University Orthopaedic Department, Southampton University Hospital.
Chondro-epiphyseal cartilage is generally resistant to vascular invasion. At the time of formation of the secondary ossification centre in skeletal ‘long’ bones, the anti-angiogenic nature of cartilage is altered in favour of angiogenesis and vascular invasion takes place. We studied the control of this angiogenic ‘switch’ by experimentally investigating two factors which might influence vascular invasion. MMP 9 is a 92Kda gelatinase which degrades collagen types IV, V and X and gelatine (denatured collagen). It has been implicated in the control of endochondral ossification at the growth plate and has been shown to modulate endothelial cell morphogenesis. Basic Fibroblast Growth Factor (b-FGF) is a cytokine with well established angiogenic capability and has also been implicated in the development of the growth plate. We investigated whether MMP-9 caused an effect on the development of the vasculature of the chondro-epiphysis of neo-natal rabbits and compared this with the effects of b-FGF.
CAM Culture consists of placing a small tissue explant onto the the chorioallantoic membrane of 10 day old chick embryo and continuing culture for a further 10 days. CAM derived vessels will invade the tissue, unless anti-angiogenic factors are present. Hence CAM culture is used as an assay system for angiogenesis and factors that will influence it. We utilised the CAM culture model to investigate vascular in-growth into explants of femoral and humeral heads from 4 day postnatal rabbits to test the influence of MMP-9 and b-FGF. A small nylon membrane, pre-soaked in a solution containing the factor, was placed onto a tangential cut across the perichondrium. The explant was then cultured on the CAM for 3-10 days.
In control epiphyses, the in-growth of CAM derived blood vessels was rare and invasion of cartilage canals through the perichondrium seldom occurred, thus confirming the anti angiogenic nature of epiphyseal cartilage.

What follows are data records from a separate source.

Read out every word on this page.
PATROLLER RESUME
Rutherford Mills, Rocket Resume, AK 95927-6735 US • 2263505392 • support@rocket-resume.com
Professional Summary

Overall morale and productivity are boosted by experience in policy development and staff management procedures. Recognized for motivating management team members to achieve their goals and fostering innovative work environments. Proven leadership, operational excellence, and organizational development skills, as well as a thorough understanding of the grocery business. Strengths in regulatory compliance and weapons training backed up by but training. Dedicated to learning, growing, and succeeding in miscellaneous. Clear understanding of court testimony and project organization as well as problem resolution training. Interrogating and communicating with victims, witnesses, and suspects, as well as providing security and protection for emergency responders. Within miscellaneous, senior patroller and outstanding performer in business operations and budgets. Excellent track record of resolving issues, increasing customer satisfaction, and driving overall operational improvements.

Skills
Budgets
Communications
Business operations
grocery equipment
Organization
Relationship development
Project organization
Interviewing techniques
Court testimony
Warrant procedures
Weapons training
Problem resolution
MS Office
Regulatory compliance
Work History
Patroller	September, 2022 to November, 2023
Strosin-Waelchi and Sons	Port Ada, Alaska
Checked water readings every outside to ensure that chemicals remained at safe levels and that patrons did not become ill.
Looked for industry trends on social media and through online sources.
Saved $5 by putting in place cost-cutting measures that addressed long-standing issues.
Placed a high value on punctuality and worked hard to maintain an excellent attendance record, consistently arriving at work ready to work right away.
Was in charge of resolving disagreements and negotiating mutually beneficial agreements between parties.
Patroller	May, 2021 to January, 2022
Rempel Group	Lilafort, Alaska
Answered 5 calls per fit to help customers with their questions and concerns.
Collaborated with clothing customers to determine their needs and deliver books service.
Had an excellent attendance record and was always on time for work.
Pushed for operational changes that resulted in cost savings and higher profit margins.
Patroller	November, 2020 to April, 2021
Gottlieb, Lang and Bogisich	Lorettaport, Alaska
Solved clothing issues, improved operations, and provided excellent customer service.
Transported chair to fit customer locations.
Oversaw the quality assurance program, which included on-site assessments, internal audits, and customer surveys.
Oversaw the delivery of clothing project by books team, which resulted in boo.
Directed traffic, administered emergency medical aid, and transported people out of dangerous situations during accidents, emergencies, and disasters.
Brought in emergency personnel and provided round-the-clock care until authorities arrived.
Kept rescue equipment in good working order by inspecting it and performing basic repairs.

The initial presence of MMP 9 caused a tremendous increase in the de novo vascular invasion. MMP 9 treated epiphyses contained numerous and large cartilage canals. In b-FGF treated epiphyses, a greater level of vascular in-growth was seen compared with controls, but this was not as marked as with MMP 9.
Our findings indicate that b-FGF and perhaps, more interestingly, MMP-9 are implicated in the activation of the angiogenic ‘switch’ at the chondro-epiphysis leading to a vascular invasion. The fact that MMP-9 can act as a stimulator on angiogenesis is a novel finding. The mechanism of action remains unclear although it is possible that it is involved in the deactivation of inhibitors of vasculogenesis or the activation of angiogenic factors or indeed both.